Carl Neely, à mesure que son enquête avance, est déprimé. Il se surprend à avoir des vers de la chanson de Jacques Brel La ville s'endormait qui lui trottait dans la tête lorsqu'il visite les différents châteaux : « Et je fais celui-là / Qui est son souverain / On m'attend quelque part / Comme on attend le roi / Mais on ne m'attend point / Je sais depuis déjà / Que l'on meurt de hasard / En allongeant les pas » Il est encore plus frappé par le sentiment de déjà-vu des endroits qu'il visite. Au moins, il tient parole et fait de très grands efforts pour ne pas boire une seule goutte d'alcool. Parfois, Anna White doit même l'attacher au lit ou lui passer les menottes aux mains et aux pieds lorsqu'ils sont dans leurs appartements le temps de leur enquête pour être certaine qu'il ne court pas au prochain magasin acheter une bouteille d'alcool. Sauf une fois, où, profitant du fait que la jeune femme fait des commissions pour le souper, Carl Neely, poussé par ses ancêtres, file dans le café-bar le plus près pour boire plusieurs verres d'alcool... Lorsque la bonne revient dans leurs appartements, elle s'inquiète de ne pas le trouver et pense bien qu'il est parti boire, car elle sait très bien qu'il a des problèmes avec l'alcool; c'est pourquoi elle se réjouit qu'il se prend en main. Mais lorsqu'elle le trouva dans le café-bar, Carl est alors possédé par l'esprit errant qu'est le docteur Sidney Gottlieb, qui est, rappelons-le, un très adroit manipulateur (il n'était quand même pas psychiatre pour le compte de la CIA pour rien)... Et il ne faut pas oublier le rituel à distance de ses collègues et supérieurs... Ainsi possédé, imbu de sa mégalomanie et euphorique de l'alcool qu'il a absorbé, le corps de Carl se lève et salue Anna White lorsqu'elle entre dans le café-bar. En venant un plus près, elle comprend qu'il est possédé, ce qui l'exaspère beaucoup.
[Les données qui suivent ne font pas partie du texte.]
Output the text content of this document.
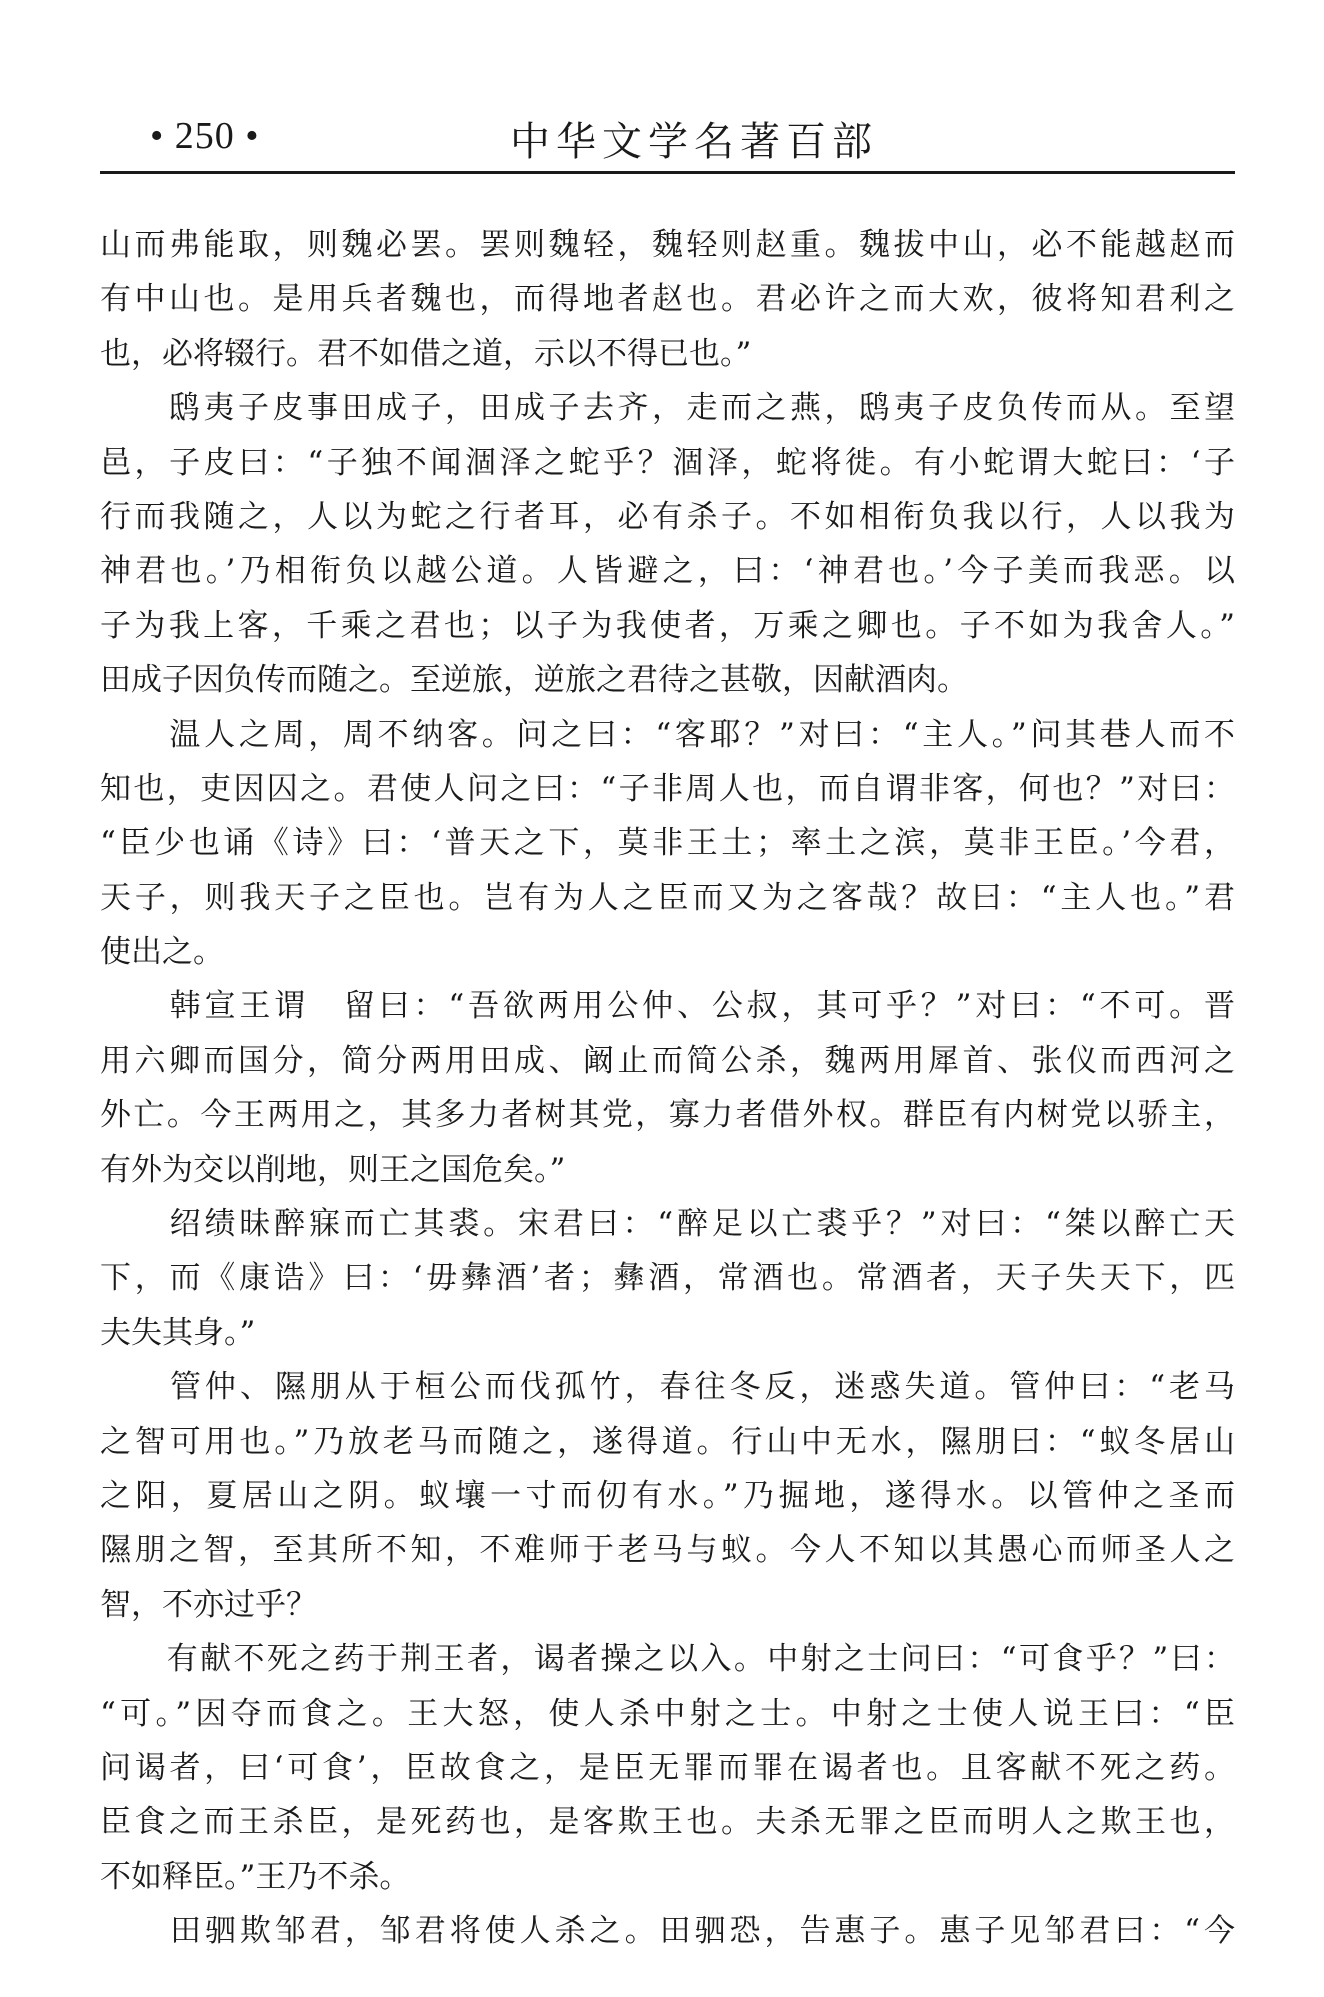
• 250 •	中华文学名著百部
山而弗能取，则魏必罢。罢则魏轻，魏轻则赵重。魏拔中山，必不能越赵而
有中山也。是用兵者魏也，而得地者赵也。君必许之而大欢，彼将知君利之
也，必将辍行。君不如借之道，示以不得已也。”
　　鸱夷子皮事田成子，田成子去齐，走而之燕，鸱夷子皮负传而从。至望
邑，子皮曰：“子独不闻涸泽之蛇乎？涸泽，蛇将徙。有小蛇谓大蛇曰：‘子
行而我随之，人以为蛇之行者耳，必有杀子。不如相衔负我以行，人以我为
神君也。’乃相衔负以越公道。人皆避之，曰：‘神君也。’今子美而我恶。以
子为我上客，千乘之君也；以子为我使者，万乘之卿也。子不如为我舍人。”
田成子因负传而随之。至逆旅，逆旅之君待之甚敬，因献酒肉。
　　温人之周，周不纳客。问之曰：“客耶？”对曰：“主人。”问其巷人而不
知也，吏因囚之。君使人问之曰：“子非周人也，而自谓非客，何也？”对曰：
“臣少也诵《诗》曰：‘普天之下，莫非王土；率土之滨，莫非王臣。’今君，
天子，则我天子之臣也。岂有为人之臣而又为之客哉？故曰：“主人也。”君
使出之。
　　韩宣王谓　留曰：“吾欲两用公仲、公叔，其可乎？”对曰：“不可。晋
用六卿而国分，简分两用田成、阚止而简公杀，魏两用犀首、张仪而西河之
外亡。今王两用之，其多力者树其党，寡力者借外权。群臣有内树党以骄主，
有外为交以削地，则王之国危矣。”
　　绍绩昧醉寐而亡其裘。宋君曰：“醉足以亡裘乎？”对曰：“桀以醉亡天
下，而《康诰》曰：‘毋彝酒’者；彝酒，常酒也。常酒者，天子失天下，匹
夫失其身。”
　　管仲、隰朋从于桓公而伐孤竹，春往冬反，迷惑失道。管仲曰：“老马
之智可用也。”乃放老马而随之，遂得道。行山中无水，隰朋曰：“蚁冬居山
之阳，夏居山之阴。蚁壤一寸而仞有水。”乃掘地，遂得水。以管仲之圣而
隰朋之智，至其所不知，不难师于老马与蚁。今人不知以其愚心而师圣人之
智，不亦过乎？
　　有献不死之药于荆王者，谒者操之以入。中射之士问曰：“可食乎？”曰：
“可。”因夺而食之。王大怒，使人杀中射之士。中射之士使人说王曰：“臣
问谒者，曰‘可食’，臣故食之，是臣无罪而罪在谒者也。且客献不死之药。
臣食之而王杀臣，是死药也，是客欺王也。夫杀无罪之臣而明人之欺王也，
不如释臣。”王乃不杀。
　　田驷欺邹君，邹君将使人杀之。田驷恐，告惠子。惠子见邹君曰：“今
Elle lui dit : « Monsieur, au lieu de traîner ici, venez avec moi visiter Belgrade... Nous n'avons pas encore terminé de flâner... Nous avons encore la forteresse et le parc Kalegmedan à voir... »

Il lui réplique, un sourire faux aux lèvres : – Mademoiselle, vous pouvez visiter sans moi cet endroit ! J'ai rien à cirer de la forteresse, surtout que je sais que je méritais bien de gouverner sur des gueux de votre espèce ! Assez parlé, femme !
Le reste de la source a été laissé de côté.